Comment gérer l'urgence psychologique ?

L’urgence dans une demande d’aide psychologique existe, mais cette urgence peut revêtir différentes formes, voire différentes réalités psychiques. La façon de recevoir cette demande, et d’y répondre, seront donc fonction de ce diagnostic différentiel absolument nécessaire.

Face à l’urgence, il revient au psychologue de décrypter sa nature. Pour moi, trois cas de figure peuvent se présenter : l’urgence contextuelle, l’urgence psychopathologique et l’urgence psychique. La première est évidente et son traitement spécifique fait consensus. La seconde demande une prise en charge psychiatrique et une aide médicamenteuse, voire une colocation. Il s’agit de la repérer pour la référer à un psychiatre. La troisième concerne davantage le chemin thérapeutique et constitue dès lors un élément de travail pertinent lors des séances psychologiques.

Un contexte d’urgence

Ces urgences naissent de situations critiques, soudaines, violentes, en un mot : potentiellement traumatiques. L’intervention doit être rapide car il existe un risque évident de stress post traumatique (répétition ou reviviscence).

Une intervention rapide et spécifique

L’objectif est ici d’atténuer ou de faire disparaître les conséquences de l’impact de l’événement. Par une prise en charge immédiate (parfois sur place) ou très rapprochée, à travers la technique du débriefing notamment, elle permet de retisser une trame de signifiants autour des éléments traumatiques qui sont venus « trouer » la psyché du sujet. Elle demande des praticiens particulièrement formés à cette approche.

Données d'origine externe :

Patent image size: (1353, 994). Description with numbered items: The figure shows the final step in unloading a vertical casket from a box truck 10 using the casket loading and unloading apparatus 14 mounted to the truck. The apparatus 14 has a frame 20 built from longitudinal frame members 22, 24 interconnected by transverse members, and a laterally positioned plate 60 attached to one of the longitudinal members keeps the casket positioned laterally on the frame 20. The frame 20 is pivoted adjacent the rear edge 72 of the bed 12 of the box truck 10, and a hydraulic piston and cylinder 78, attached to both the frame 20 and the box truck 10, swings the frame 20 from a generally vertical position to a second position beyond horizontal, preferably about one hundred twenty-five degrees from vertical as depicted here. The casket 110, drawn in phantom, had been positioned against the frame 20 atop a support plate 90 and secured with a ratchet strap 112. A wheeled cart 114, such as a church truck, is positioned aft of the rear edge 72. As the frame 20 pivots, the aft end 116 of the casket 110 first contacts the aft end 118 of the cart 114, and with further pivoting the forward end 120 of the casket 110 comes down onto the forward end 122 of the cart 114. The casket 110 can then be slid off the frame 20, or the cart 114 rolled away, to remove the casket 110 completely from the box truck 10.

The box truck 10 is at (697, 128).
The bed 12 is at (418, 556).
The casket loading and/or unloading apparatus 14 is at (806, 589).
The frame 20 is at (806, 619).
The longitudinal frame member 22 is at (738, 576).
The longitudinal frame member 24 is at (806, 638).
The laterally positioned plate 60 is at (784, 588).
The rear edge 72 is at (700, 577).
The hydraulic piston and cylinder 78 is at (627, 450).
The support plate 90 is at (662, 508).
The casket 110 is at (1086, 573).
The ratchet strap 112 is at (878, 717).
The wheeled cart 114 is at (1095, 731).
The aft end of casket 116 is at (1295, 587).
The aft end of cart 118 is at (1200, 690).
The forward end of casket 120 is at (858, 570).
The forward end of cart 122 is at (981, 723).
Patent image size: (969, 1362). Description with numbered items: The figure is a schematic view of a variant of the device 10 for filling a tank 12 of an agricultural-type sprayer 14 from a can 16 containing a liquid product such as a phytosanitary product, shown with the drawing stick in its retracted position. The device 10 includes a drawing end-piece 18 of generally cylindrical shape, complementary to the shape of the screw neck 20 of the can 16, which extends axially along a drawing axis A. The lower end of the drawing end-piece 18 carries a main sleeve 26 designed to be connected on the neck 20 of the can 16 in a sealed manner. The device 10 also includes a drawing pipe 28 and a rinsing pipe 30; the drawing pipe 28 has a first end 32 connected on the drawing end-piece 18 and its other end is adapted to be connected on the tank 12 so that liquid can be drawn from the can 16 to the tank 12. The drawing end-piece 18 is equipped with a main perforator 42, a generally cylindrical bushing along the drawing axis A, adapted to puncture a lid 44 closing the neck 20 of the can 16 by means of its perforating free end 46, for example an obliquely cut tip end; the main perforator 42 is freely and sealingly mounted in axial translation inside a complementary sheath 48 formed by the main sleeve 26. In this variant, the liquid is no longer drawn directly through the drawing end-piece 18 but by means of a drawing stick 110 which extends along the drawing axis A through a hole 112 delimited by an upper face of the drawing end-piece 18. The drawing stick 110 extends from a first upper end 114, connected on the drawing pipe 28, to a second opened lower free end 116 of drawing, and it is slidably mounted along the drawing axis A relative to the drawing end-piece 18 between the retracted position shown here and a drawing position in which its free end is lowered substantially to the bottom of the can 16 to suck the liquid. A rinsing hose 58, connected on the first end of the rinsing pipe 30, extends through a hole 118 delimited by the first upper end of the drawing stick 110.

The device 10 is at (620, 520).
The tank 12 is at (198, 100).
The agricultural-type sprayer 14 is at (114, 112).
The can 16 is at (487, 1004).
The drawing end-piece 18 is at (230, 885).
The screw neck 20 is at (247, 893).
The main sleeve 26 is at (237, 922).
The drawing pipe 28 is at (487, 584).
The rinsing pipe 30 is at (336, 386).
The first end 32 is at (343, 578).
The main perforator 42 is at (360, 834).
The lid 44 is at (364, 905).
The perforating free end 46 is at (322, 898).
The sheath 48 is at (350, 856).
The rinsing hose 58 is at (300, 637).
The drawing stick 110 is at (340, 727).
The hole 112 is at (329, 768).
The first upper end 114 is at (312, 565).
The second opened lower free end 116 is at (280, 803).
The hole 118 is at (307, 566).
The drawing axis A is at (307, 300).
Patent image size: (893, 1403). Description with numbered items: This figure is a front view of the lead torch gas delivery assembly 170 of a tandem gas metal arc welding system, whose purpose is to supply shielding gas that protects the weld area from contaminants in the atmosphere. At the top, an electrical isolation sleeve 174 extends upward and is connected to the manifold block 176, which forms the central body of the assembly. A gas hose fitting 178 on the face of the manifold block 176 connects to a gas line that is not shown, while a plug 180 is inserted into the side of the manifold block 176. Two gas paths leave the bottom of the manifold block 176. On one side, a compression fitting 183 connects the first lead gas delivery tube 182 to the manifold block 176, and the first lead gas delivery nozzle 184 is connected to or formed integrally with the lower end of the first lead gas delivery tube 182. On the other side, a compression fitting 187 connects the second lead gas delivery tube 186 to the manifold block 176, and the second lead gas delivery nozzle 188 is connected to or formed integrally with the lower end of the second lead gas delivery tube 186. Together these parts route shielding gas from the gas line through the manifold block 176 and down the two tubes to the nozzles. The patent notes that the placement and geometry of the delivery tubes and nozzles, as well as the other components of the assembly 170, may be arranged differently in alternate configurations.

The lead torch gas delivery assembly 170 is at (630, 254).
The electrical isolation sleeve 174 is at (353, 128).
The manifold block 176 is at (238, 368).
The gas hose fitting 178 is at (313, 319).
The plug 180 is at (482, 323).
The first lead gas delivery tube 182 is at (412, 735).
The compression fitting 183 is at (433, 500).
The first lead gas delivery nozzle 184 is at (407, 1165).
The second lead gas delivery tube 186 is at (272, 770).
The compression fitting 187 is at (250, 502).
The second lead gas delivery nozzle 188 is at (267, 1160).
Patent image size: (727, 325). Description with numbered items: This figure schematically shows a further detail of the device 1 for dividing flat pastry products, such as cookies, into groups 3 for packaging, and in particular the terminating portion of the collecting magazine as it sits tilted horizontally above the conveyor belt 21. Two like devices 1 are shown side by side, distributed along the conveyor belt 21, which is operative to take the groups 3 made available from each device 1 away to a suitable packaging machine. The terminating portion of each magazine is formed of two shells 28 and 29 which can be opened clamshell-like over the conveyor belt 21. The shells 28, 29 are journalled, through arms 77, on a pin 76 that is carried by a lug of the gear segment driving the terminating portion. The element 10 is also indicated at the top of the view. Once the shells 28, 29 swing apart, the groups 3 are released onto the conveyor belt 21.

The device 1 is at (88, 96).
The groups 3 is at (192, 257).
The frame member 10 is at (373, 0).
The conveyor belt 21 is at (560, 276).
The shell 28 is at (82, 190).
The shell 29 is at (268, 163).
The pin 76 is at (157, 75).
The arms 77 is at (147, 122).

Psychopathologie de l’urgence

Ce dérapage psychopathologique peut également se révéler brusquement, dans une décompensation brutale. Il peut être lourd de conséquences pour le sujet lui-même ou pour son entourage. Il peut survenir notamment dans le cadre d’une dépression profonde, voire mélancolique, ou dans un délire paranoïaque. Il se traduit toujours par une dangerosité pour soi ou pour autrui.

Nécessité de « passer la main »

Pour traiter cette dangerosité à court terme, le psychologue se doit de référer le plus vite possible ce patient à un psychiatre qui, lui, aura à sa disposition les outils médicamenteux voire la possibilité de colloquer la personne. Repérer ce haut risque puis alerter le monde médical est donc la première chose à faire. L’assistance aux personnes en danger est ici notre premier souci.

L’urgence psychothérapeutique

Enfin, il existe une urgence spécifiquement psychothérapeutique qui n’est donc ni « événementielle », ni médicale, ni psychiatrique. Elle se joue davantage dans la relation thérapeutique qui s’est instaurée au fil du temps, et concerne à la fois la problématique du sujet, mais aussi le cadre et le transfert. Cette urgence-là a sa place dans nos cabinets.

L’urgence et sa fonction

L’urgence ici se travaille à travers son accueil (ou son non accueil éventuel si elle sert une transgression du cadre systématique) mais elle se doit d’être interrogée en séance. C’est au travers de sa fonction, dans son écoute spécifique, dans sa possible interprétation, qu’elle pourra constituer un élément de travail précieux. Ce qu’elle dit. Ce qu’elle tait. Ce que le patient et le psychologue pourront construire autour d’elle.